Because China's butadiene expansions will make it self-sufficient for this material as well, there will be lost market shares for a number of nations that export butadiene, including some in Western Europe as well as Saudi Arabia, Brazil, India and possibly Russia.
Styrene demand has rebounded to pre-pandemic levels, Hyde said, particularly because of the strength of packaging applications. The market is heading into a period of drawdown with styrene inventories, and prices will increase some going through 2021 based on cost, not demand factors.

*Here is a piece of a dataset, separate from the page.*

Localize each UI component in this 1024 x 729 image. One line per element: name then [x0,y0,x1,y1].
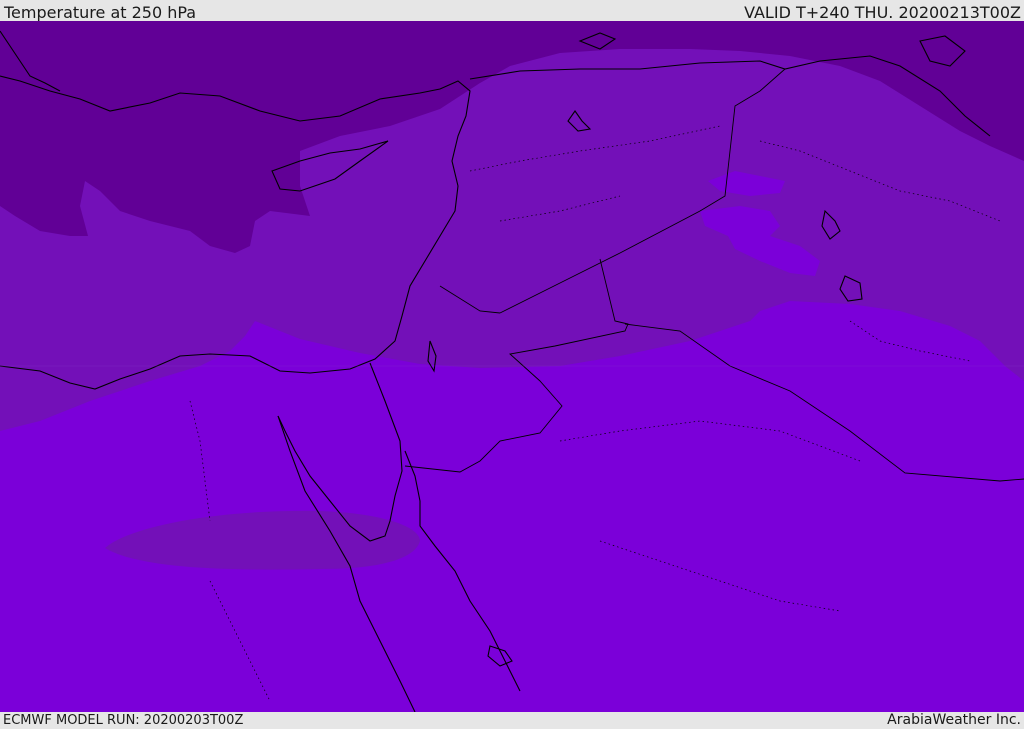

However, it is the massive overbuilding of styrene capacity, mostly in Asia, that will drive down profit margins for styrene producers. "Styrene margins have been strong, but those days are probably over, and over the next few years those margins will be at the low end of the range," he said.
So Hyde looks for butadiene and styrene prices to be relatively weak compared to where they've been the past several years.

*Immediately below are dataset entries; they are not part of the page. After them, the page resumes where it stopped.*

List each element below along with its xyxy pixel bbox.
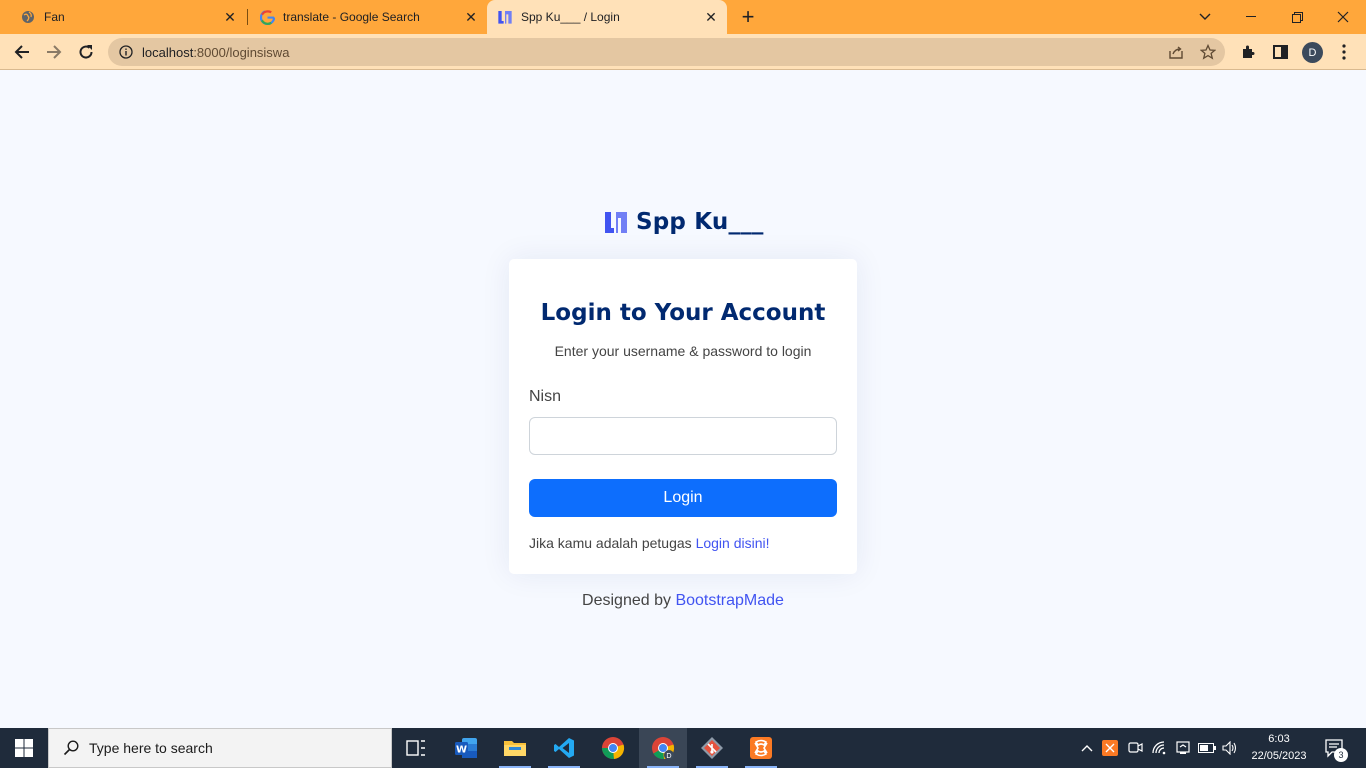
browser-toolbar: localhost:8000/loginsiswa xyxy=(0,34,1366,70)
google-icon xyxy=(259,9,275,25)
show-hidden-icons-chevron-icon[interactable] xyxy=(1078,728,1096,768)
tab-title: translate - Google Search xyxy=(283,10,420,24)
xampp-icon[interactable] xyxy=(737,728,785,768)
profile-avatar[interactable]: D xyxy=(1302,42,1323,63)
minimize-button[interactable] xyxy=(1228,0,1274,34)
reload-button[interactable] xyxy=(72,38,100,66)
meet-now-icon[interactable] xyxy=(1125,728,1145,768)
url-text: localhost:8000/loginsiswa xyxy=(142,44,290,60)
clock-time: 6:03 xyxy=(1268,733,1290,745)
tab-title: Spp Ku___ / Login xyxy=(521,10,620,24)
more-menu-icon[interactable] xyxy=(1334,42,1354,62)
volume-icon[interactable] xyxy=(1220,728,1240,768)
tab-translate-google-search[interactable]: translate - Google Search ✕ xyxy=(247,0,487,34)
address-bar[interactable]: localhost:8000/loginsiswa xyxy=(108,38,1225,66)
task-view-icon[interactable] xyxy=(392,728,440,768)
close-tab-icon[interactable]: ✕ xyxy=(461,7,481,27)
chrome-icon[interactable] xyxy=(589,728,637,768)
login-card: Login to Your Account Enter your usernam… xyxy=(509,259,857,574)
side-panel-icon[interactable] xyxy=(1270,42,1290,62)
brand-logo[interactable]: Spp Ku___ xyxy=(604,206,764,238)
page-subtitle: Enter your username & password to login xyxy=(554,343,812,359)
back-button[interactable] xyxy=(8,38,36,66)
file-explorer-icon[interactable] xyxy=(491,728,539,768)
battery-icon[interactable] xyxy=(1197,728,1217,768)
nisn-label: Nisn xyxy=(529,388,562,405)
share-icon[interactable] xyxy=(1168,44,1184,60)
search-placeholder: Type here to search xyxy=(89,740,213,756)
hint-text: Jika kamu adalah petugas xyxy=(529,535,696,551)
git-icon[interactable] xyxy=(688,728,736,768)
tab-fan[interactable]: Fan ✕ xyxy=(0,0,246,34)
network-icon[interactable] xyxy=(1173,728,1193,768)
restore-button[interactable] xyxy=(1274,0,1320,34)
site-info-icon[interactable] xyxy=(118,44,134,60)
tab-search-chevron-icon[interactable] xyxy=(1182,0,1228,34)
staff-login-hint: Jika kamu adalah petugas Login disini! xyxy=(529,535,770,551)
tab-title: Fan xyxy=(44,10,65,24)
search-icon xyxy=(61,738,81,758)
notification-count-badge: 3 xyxy=(1334,748,1348,762)
globe-icon xyxy=(20,9,36,25)
svg-text:D: D xyxy=(666,752,671,760)
tab-spp-ku-login[interactable]: Spp Ku___ / Login ✕ xyxy=(487,0,727,34)
new-tab-button[interactable]: + xyxy=(736,4,760,29)
staff-login-link[interactable]: Login disini! xyxy=(696,535,770,551)
close-tab-icon[interactable]: ✕ xyxy=(220,7,240,27)
xampp-tray-icon[interactable] xyxy=(1100,728,1120,768)
nisn-input[interactable] xyxy=(529,417,837,455)
credits-text: Designed by xyxy=(582,592,676,609)
close-window-button[interactable] xyxy=(1320,0,1366,34)
tab-strip: Fan ✕ translate - Google Search ✕ Spp Ku… xyxy=(0,0,1366,34)
vscode-icon[interactable] xyxy=(540,728,588,768)
login-button[interactable]: Login xyxy=(529,479,837,517)
windows-taskbar: Type here to search W D 6:03 22/05/2023 … xyxy=(0,728,1366,768)
taskbar-clock[interactable]: 6:03 22/05/2023 xyxy=(1244,731,1314,765)
svg-text:W: W xyxy=(456,745,467,756)
wifi-icon[interactable] xyxy=(1150,728,1170,768)
forward-button[interactable] xyxy=(40,38,68,66)
credits: Designed by BootstrapMade xyxy=(0,592,1366,610)
windows-start-icon[interactable] xyxy=(0,728,48,768)
word-icon[interactable]: W xyxy=(442,728,490,768)
nice-admin-logo-icon xyxy=(497,9,513,25)
clock-date: 22/05/2023 xyxy=(1251,750,1307,762)
bookmark-star-icon[interactable] xyxy=(1200,44,1216,60)
taskbar-search-box[interactable]: Type here to search xyxy=(48,728,392,768)
close-tab-icon[interactable]: ✕ xyxy=(701,7,721,27)
brand-name: Spp Ku___ xyxy=(636,209,764,235)
extensions-icon[interactable] xyxy=(1238,42,1258,62)
page-title: Login to Your Account xyxy=(540,300,826,326)
bootstrapmade-link[interactable]: BootstrapMade xyxy=(675,592,784,609)
brand-logo-icon xyxy=(605,212,627,233)
chrome-profile-icon[interactable]: D xyxy=(639,728,687,768)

"If you're an SBR buyer, or a polybutadiene buyer, that is music to your ears because you should see relatively competitive pricing for synthetic rubber as we move through the next several years," he said.
The drive to improve sustainability in plastics markets is another trend that SR buyers and producers need to watch as well, according to Hyde. That impacts synthetic rubber because if the recycling of certain products rises significantly in the future, that could cause the demand for virgin feedstocks such as ethylene to decline.
If demand goes down, then co-product supply that is so important in the styrene and butadiene space may be less available and potentially limit supplies of the monomers going forward, he said.